Middlesex, Jeffrey Eugenides, p. 168
Al morir, las almas de los
ortodoxos no vuelan derechas al cielo. Prefieren quedarse en la tierra y
molestar a los vivos. Durante los cuarenta días siguientes, siempre que mi
abuela no sabía dónde había puesto su libro de sueños o su sarta de cuentas, echaba
la culpa al espíritu de Zizmo.
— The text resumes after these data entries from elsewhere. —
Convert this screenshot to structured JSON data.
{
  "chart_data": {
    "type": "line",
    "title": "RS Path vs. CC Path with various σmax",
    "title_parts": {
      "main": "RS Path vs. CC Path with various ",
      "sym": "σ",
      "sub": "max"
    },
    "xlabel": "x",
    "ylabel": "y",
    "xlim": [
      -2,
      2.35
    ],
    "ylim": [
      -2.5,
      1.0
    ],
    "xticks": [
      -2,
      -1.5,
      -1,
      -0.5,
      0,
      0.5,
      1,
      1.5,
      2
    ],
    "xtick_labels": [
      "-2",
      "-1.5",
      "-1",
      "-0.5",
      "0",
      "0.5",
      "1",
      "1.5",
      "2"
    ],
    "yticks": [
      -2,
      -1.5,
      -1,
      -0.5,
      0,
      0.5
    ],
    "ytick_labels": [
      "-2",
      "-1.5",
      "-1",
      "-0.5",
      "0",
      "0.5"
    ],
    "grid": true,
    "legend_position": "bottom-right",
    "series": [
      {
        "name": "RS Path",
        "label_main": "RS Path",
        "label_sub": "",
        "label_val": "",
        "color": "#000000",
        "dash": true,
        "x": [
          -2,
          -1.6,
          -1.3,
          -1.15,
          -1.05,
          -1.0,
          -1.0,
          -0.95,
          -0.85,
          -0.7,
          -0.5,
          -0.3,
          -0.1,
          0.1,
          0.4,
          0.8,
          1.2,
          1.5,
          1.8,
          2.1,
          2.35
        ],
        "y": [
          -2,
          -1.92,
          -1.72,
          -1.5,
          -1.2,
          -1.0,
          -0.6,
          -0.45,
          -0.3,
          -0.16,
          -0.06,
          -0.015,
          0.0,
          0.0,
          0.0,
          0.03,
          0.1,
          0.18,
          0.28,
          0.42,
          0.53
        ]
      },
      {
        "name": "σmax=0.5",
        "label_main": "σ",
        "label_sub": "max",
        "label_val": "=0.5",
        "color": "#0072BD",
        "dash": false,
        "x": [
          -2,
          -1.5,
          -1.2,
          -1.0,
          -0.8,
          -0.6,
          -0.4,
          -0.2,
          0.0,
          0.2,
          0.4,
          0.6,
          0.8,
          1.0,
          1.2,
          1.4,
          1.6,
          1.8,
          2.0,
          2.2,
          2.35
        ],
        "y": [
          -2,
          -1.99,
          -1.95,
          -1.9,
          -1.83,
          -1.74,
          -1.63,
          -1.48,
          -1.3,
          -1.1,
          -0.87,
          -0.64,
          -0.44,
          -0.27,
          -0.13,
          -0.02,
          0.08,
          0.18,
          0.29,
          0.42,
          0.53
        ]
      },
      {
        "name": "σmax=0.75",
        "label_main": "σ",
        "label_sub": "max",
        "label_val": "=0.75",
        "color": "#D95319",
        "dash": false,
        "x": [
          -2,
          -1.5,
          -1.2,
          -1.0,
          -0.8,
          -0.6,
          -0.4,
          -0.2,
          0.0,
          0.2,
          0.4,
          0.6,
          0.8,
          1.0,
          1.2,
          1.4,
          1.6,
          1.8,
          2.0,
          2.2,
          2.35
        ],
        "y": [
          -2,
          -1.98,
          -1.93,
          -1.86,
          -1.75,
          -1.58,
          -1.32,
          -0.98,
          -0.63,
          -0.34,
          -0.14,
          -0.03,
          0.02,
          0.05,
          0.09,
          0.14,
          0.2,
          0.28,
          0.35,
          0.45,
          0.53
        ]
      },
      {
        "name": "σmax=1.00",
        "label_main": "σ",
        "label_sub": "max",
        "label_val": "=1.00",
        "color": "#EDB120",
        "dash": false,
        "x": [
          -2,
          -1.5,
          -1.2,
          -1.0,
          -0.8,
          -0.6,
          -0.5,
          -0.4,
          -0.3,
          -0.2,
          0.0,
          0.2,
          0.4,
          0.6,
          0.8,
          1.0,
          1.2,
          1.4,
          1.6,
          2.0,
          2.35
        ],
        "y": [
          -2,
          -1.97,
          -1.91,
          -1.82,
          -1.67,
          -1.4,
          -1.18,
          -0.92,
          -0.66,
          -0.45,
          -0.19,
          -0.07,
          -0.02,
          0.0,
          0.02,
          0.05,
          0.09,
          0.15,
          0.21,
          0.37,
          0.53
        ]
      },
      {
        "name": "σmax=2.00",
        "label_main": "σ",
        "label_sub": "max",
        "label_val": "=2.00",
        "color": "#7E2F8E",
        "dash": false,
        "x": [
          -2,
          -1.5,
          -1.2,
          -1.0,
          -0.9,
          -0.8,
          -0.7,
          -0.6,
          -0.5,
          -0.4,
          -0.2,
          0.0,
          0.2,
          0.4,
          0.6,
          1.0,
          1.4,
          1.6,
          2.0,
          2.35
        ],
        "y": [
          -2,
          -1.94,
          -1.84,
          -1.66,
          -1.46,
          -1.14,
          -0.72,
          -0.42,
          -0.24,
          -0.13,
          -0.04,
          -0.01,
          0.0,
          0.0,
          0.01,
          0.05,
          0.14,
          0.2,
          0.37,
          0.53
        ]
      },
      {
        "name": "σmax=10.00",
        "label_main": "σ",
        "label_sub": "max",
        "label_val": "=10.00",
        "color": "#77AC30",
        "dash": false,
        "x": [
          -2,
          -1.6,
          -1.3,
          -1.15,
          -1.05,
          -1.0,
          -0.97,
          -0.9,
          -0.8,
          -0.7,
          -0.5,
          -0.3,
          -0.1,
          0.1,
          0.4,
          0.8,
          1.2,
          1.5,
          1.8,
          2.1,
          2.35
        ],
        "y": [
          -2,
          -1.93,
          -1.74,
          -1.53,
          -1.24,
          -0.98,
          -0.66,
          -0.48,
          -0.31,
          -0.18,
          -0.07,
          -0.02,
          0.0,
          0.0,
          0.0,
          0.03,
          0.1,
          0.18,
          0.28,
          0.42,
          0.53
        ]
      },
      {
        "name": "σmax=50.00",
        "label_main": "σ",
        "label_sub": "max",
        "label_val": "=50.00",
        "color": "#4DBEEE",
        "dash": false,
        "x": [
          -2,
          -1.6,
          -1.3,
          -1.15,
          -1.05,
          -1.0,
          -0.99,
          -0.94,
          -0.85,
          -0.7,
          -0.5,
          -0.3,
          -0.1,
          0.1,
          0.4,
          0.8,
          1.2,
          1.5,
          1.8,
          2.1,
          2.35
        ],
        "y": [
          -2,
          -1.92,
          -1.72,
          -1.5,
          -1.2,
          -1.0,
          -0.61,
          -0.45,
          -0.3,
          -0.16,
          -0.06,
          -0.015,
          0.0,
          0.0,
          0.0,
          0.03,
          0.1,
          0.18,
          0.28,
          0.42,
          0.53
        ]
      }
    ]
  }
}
Rondaba por la casa, apagando la lamparilla de
noche y robando el jabón del baño. Cuando el periodo de luto tocó a su fin,
Desdémona y Surmelina hicieron kolyvo.
Era como una tarta nupcial, compuesta de tres pisos cegadoramente blancos. El
superior estaba rodeado de una valla, en la que crecían abetos hechos de
gelatina verde. Había un estanque de gelatina azul, y el nombre de Zizmo estaba
deletreado con peladillas plateadas. Al cuadragésimo día del funeral se celebró
otra ceremonia en la iglesia, después de la cual todo el mundo regresó a la
calle Hurlbut. Se congregaron en torno al kolyvo, espolvoreado con el finísimo
azúcar de la otra vida y mezclado con las semillas inmortales de la granada. En
cuanto terminaron de comerse el pastel, todos lo notaron: el alma de Jimmy
Zizmo dejó la tierra y entró en el cielo, donde ya no podría molestarlos más.
En el punto álgido de la celebración, Surmelina provocó un escándalo al volver
de su habitación llevando un vestido de vivo color naranja.
-Pero ¿qué haces? -musitó
Desdémona-. Una viuda va de luto toda la vida.
-Cuarenta días son suficientes
-contestó Lina, que siguió comiendo.